Active restoration work on the Tye River Mitigation Bank has been completed. Non-organic debris has all been removed from the streams and associated wetlands (old tires, rusted car parts, steel posts and more.) New channels and floodplains have been constructed where once only deep trenches cut through the property. Biodiversity within the hundreds of acres of restored riparian buffer has been augmented with more than 100,000 native transplants. Years of invasives management has been conducted. Monitoring of more than 1500 sample sites within the project shows consistent and continued ecological uplift over the first five years.

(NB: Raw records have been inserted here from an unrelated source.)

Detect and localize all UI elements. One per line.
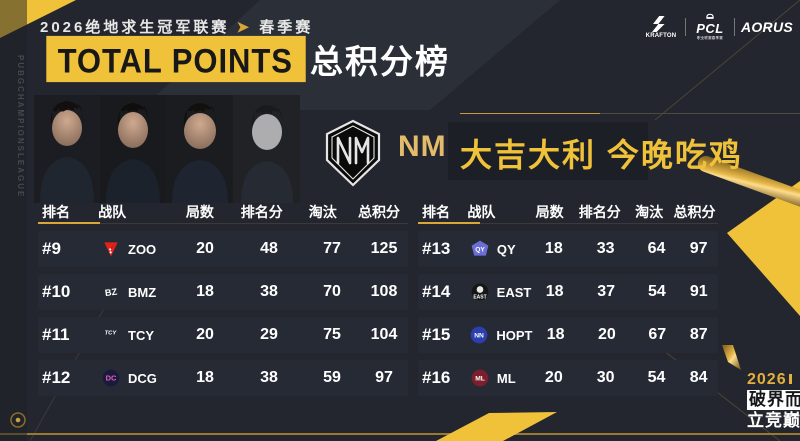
svg-text:EAST: EAST — [473, 295, 486, 301]
svg-text:TCY: TCY — [105, 330, 118, 336]
svg-text:DC: DC — [106, 374, 117, 383]
svg-text:QY: QY — [475, 247, 485, 254]
svg-text:ML: ML — [475, 376, 485, 383]
svg-text:NN: NN — [475, 333, 485, 340]
svg-text:BZ: BZ — [104, 286, 118, 298]
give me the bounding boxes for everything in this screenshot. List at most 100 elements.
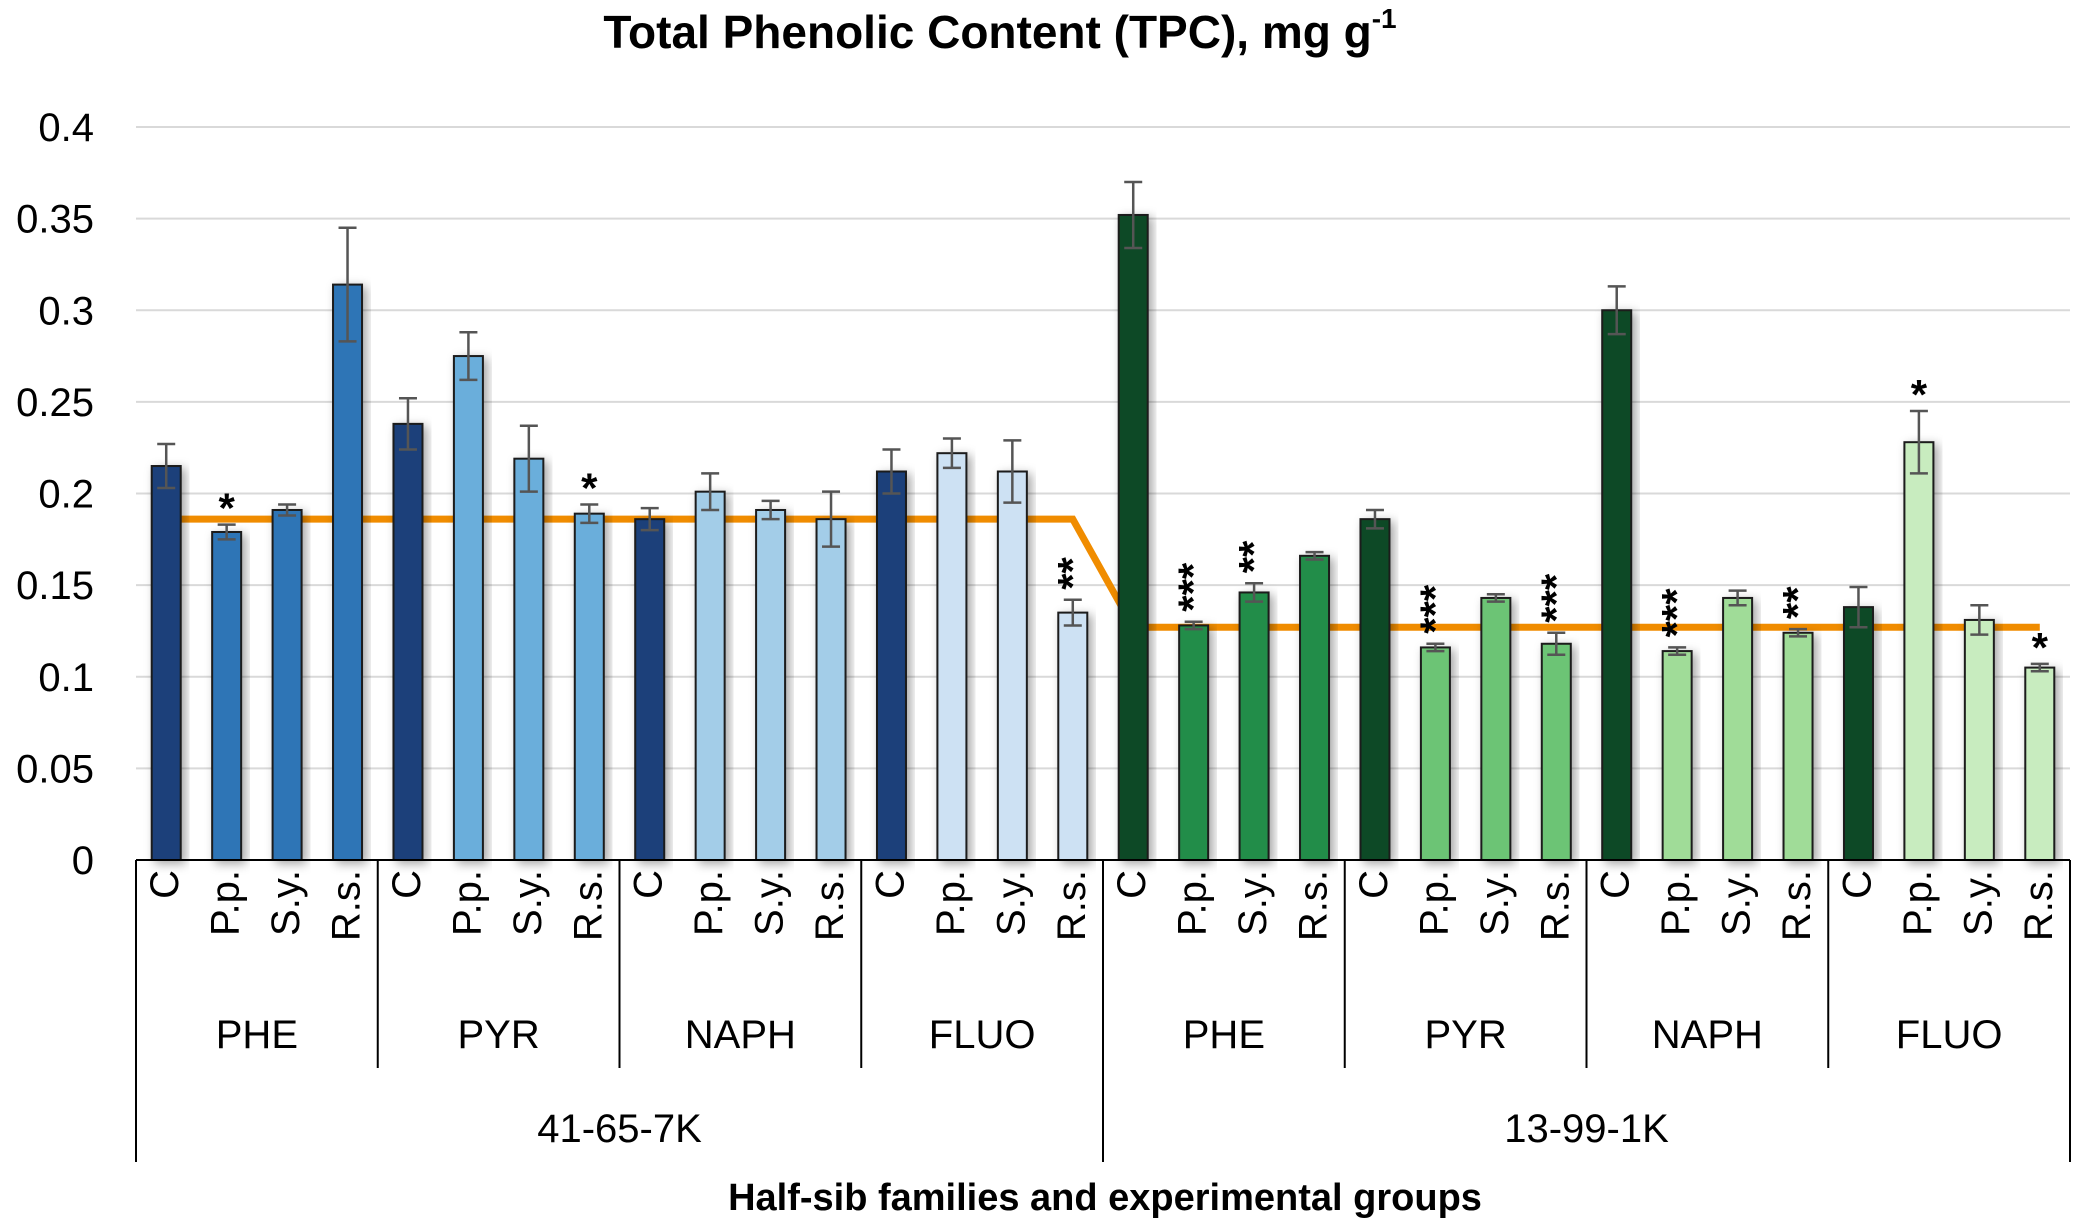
group-label: NAPH (1652, 1013, 1763, 1057)
treatment-label: P.p. (929, 870, 973, 936)
treatment-label: R.s. (2017, 870, 2061, 941)
y-tick-label: 0.05 (16, 747, 94, 791)
chart-title-superscript: -1 (1372, 3, 1397, 34)
y-tick-label: 0.4 (38, 106, 94, 150)
family-label: 13-99-1K (1504, 1107, 1669, 1151)
axes: 0 0.05 0.1 0.15 0.2 0.25 0.3 0.35 0.4 C P.p. S.y. R.… (16, 106, 2071, 1162)
treatment-label: R.s. (325, 870, 369, 941)
group-label: PHE (216, 1013, 298, 1057)
treatment-label: R.s. (1292, 870, 1336, 941)
bar (996, 470, 1028, 861)
bar (1722, 596, 1754, 861)
treatment-label: C (385, 870, 429, 899)
treatment-label: P.p. (1896, 870, 1940, 936)
significance-label: *** (1170, 562, 1217, 612)
bar (1963, 618, 1995, 861)
bars: * *** ******** *** *** **** (150, 180, 2056, 862)
bar (271, 508, 303, 861)
group-label: PYR (458, 1013, 540, 1057)
significance-label: *** (1532, 573, 1579, 623)
y-tick-label: 0 (72, 839, 94, 883)
significance-label: ** (1049, 556, 1096, 589)
treatment-label: P.p. (1412, 870, 1456, 936)
treatment-label: S.y. (748, 870, 792, 936)
treatment-label: C (143, 870, 187, 899)
treatment-label: S.y. (1473, 870, 1517, 936)
bar (1419, 646, 1451, 861)
group-label: PYR (1425, 1013, 1507, 1057)
treatment-label: R.s. (566, 870, 610, 941)
treatment-label: S.y. (506, 870, 550, 936)
bar (1601, 309, 1633, 861)
treatment-label: P.p. (1654, 870, 1698, 936)
bar (150, 465, 182, 861)
reference-line (166, 515, 2040, 631)
bar (1782, 631, 1814, 862)
significance-label: *** (1411, 584, 1458, 634)
significance-label: * (218, 485, 235, 532)
treatment-label: S.y. (989, 870, 1033, 936)
bar (1299, 554, 1331, 861)
significance-label: * (1911, 371, 1928, 418)
group-label: FLUO (929, 1013, 1036, 1057)
treatment-label: C (1110, 870, 1154, 899)
chart-title: Total Phenolic Content (TPC), mg g-1 (603, 3, 1396, 58)
significance-label: ** (1230, 540, 1277, 573)
group-label: FLUO (1896, 1013, 2003, 1057)
gridlines (136, 126, 2070, 770)
y-tick-label: 0.35 (16, 198, 94, 242)
bar (1238, 591, 1270, 862)
bar (332, 283, 364, 862)
bar (694, 490, 726, 861)
treatment-label: R.s. (1050, 870, 1094, 941)
bar (815, 518, 847, 862)
bar (573, 512, 605, 861)
bar (1540, 642, 1572, 862)
bar (392, 422, 424, 861)
bar (1480, 596, 1512, 861)
significance-label: * (2032, 624, 2049, 671)
treatment-label: S.y. (264, 870, 308, 936)
bar (1903, 441, 1935, 861)
y-tick-label: 0.2 (38, 473, 94, 517)
treatment-label: C (627, 870, 671, 899)
treatment-label: R.s. (808, 870, 852, 941)
bar (1359, 518, 1391, 862)
y-tick-label: 0.1 (38, 656, 94, 700)
bar (936, 452, 968, 861)
treatment-label: R.s. (1533, 870, 1577, 941)
treatment-label: S.y. (1231, 870, 1275, 936)
bar (211, 530, 243, 861)
bar (452, 355, 484, 861)
bar (1057, 611, 1089, 861)
family-label: 41-65-7K (537, 1107, 702, 1151)
bar (634, 518, 666, 862)
bar (1117, 213, 1149, 861)
reference-line-layer (166, 515, 2040, 631)
bar (755, 508, 787, 861)
treatment-label: P.p. (445, 870, 489, 936)
y-tick-label: 0.25 (16, 381, 94, 425)
treatment-label: P.p. (687, 870, 731, 936)
treatment-label: S.y. (1715, 870, 1759, 936)
bar (1661, 650, 1693, 861)
group-label: PHE (1183, 1013, 1265, 1057)
group-label: NAPH (685, 1013, 796, 1057)
y-tick-label: 0.3 (38, 289, 94, 333)
bar (875, 470, 907, 861)
bar (1178, 624, 1210, 861)
chart-title-text: Total Phenolic Content (TPC), mg g (603, 6, 1371, 58)
treatment-label: S.y. (1956, 870, 2000, 936)
y-tick-label: 0.15 (16, 564, 94, 608)
x-axis-title: Half-sib families and experimental group… (728, 1177, 1482, 1219)
significance-label: * (581, 464, 598, 511)
treatment-label: C (1352, 870, 1396, 899)
treatment-label: P.p. (1171, 870, 1215, 936)
significance-label: *** (1653, 588, 1700, 638)
treatment-label: C (1835, 870, 1879, 899)
bar (513, 457, 545, 861)
treatment-label: P.p. (204, 870, 248, 936)
bar (1842, 606, 1874, 861)
bar (2024, 666, 2056, 862)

All this work will continue to benefit the Tye River and all who use and enjoy this precious Virginia resource.
Invasives management work and monitoring will continue with teams prioritizing management activities by careful GPS tracking. The original targeted species in this project included autumn olive, Japanese honeysuckle, aralia, multiflora rose, privet, wineberry, ailanthus, and Japanese barberry. Monitoring to date shows the persistent work yielding significant success in control of non-natives over the bank site.
In 2024 again, plantings finished with the installation of more than 25 species of native trees and shrubs - some 25,000, native bare roots, live stakes, tubelings and container plants installed along 15 different streams.
With all this work in the ground, the Tye River Mitigation bank is proud to have achieved such a beautiful, sustainable and ecologically significant benchmark. Thanks to all for your hard work!